Looking back over the past week and to the weeks ahead – to rate the noteworthy, the cringeworthy, the good, the bad, the ugly, and the truly amazing.
Band that no longer exists releases new single
Music and pop culture icons from the 1960s utilise cutting edge technology to cobble together new song that promises to dent the charts. Yup, that’s right. While death defying octogenarians, the Rolling Stones, are back in the news with a new album, the four lads from Liverpool, alive and dead, have set Spotify and online news alight with a song that does little to add to their pantheon of hits.
I’ve been one of those obsessive Beatles fans since the 1970s and my curiosity was piqued last week when I read that their ‘new song’ was about to be released with a surprising amount of fanfare. “Now and Then,” is more of a novelty than a fantastic song, in my opinion. Taken from a John Lennon demo in the late ’70s, and worked over the decades by the remaining Beatles, it has benefited from the technology used by Kiwi film maker and Beatles uber nerd, Peter Jackson, that he used on the recent Get Back documentary series.
It’s nice, has a semi-catchy melody, some great guitar by George Harrison but overall pales in comparison to the catalogue of a band whose music changed the world over the course of a decade. Personally, I don’t quite get how a band that hasn’texisted for over 50 years can actually release a new song but what the heck. Some may well love it, I know some don’t. I’m in the middle.
3 stars – nice to hear something I haven’t heard by John Lennon but overall feels a bit twee.
Why do we put up with in-built obsolescence?

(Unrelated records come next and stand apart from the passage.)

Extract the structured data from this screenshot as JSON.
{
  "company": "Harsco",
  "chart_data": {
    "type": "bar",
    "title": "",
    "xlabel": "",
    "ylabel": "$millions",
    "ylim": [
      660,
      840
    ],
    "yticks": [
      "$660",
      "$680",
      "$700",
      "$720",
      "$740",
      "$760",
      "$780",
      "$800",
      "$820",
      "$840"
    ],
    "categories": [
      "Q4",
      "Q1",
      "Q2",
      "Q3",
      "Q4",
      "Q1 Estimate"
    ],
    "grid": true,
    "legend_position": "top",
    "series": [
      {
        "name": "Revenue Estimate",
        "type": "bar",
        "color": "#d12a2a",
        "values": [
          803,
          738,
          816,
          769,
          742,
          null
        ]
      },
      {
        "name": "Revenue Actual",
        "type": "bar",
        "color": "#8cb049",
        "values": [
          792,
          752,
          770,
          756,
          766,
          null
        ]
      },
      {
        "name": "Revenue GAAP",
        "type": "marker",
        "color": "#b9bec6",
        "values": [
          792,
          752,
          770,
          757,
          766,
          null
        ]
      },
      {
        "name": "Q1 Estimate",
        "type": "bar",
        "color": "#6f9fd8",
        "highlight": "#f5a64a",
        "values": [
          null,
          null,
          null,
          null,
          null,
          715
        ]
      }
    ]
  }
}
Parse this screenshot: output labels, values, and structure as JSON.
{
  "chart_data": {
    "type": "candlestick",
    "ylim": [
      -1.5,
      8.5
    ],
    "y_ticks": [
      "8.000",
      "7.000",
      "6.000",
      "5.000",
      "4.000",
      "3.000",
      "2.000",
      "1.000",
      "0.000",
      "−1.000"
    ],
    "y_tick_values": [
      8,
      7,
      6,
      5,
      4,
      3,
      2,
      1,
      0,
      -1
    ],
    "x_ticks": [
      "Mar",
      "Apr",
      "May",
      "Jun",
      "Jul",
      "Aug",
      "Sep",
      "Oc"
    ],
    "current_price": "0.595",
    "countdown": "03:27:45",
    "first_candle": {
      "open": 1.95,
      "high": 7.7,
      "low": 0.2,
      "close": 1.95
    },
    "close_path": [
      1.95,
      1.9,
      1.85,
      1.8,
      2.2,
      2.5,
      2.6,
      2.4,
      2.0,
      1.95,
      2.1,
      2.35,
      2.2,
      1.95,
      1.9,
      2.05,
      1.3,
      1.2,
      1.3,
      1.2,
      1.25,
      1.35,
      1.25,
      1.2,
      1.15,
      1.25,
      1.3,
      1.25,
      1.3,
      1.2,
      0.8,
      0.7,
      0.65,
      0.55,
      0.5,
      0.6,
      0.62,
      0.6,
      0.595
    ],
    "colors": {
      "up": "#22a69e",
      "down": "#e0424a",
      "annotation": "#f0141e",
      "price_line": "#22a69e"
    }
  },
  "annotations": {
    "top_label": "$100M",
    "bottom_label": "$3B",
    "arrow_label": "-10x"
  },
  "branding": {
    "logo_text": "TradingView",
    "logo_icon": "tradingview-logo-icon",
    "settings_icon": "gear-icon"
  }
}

Most days I don’t feel that old, despite being a few years past the half century mark – so long as I don’t think of things from my past that don’t feel all that long ago. I can remember as a child that whenever our TV didn’t work, instead of chucking it in the bin and getting a new one, mum would call the Tisco man, who would drive round with his bag of tools and knock the old PYE television back into shape in no time at all. We had that TV for over 15 years and it served us well – through the days of two channels to the beginning of the advent of a dizzying three. Thing is, back then, most appliances lasted a very long time and could be fixed by a retinue of skilful technicians whenever they broke down.
Now we seemingly accept that things we buy will either fall apart of break in almost no time at all. Take the mobile phone. Over the past 15 years I have owned seven of Apple’s variation of the iphone. I have lost one and six have given up the ghost after a few years. Strangely consumers think this is normal.
So when I read about one gentleman’s complaints about his failing smart phone on RNZ recently, I found myself wondering why I keep forking out stupid money for something that is living on borrowed time from the moment I open the box.
You can read the whole story here.
1 star – maybe I’m a dreamer but shouldn’t some things last a long time?
Our first responders really are the best
Last week I rewatched the film Out of the Blue, that dramatises the Aramoana murders in 1990 and I’ve been thinking a lot about it since. With the evidence been given at the moment in the Mosques shootings in Christchurch in 2019, the stories of the selflessness of the first responders at all three shootings are quite simply awe inspiring.
It is incredible that people put their own lives on the line to protect others and to apprehend nutjobs with guns under insanely challenging circumstances.
I only found out a few years ago that one of the two police officers who tracked down and arrested the mosques shootings perpetrator was someone I went to secondary school with. I haven’t seen Scott since high school and back then he was a non-assuming kid who made little fuss and just got on with things. He was a normal Kiwi kid who grew up to one day throw caution to the wind and drag a psychopath out of a car and pin him down in the street – fully aware that he was armed and that he had just murdered scores of people. I cannot imagine what went through his mind that day but I’m glad he was there to take care of business in that selfless and humble way I remember him from school.
5 stars – to all our first responders who protect us.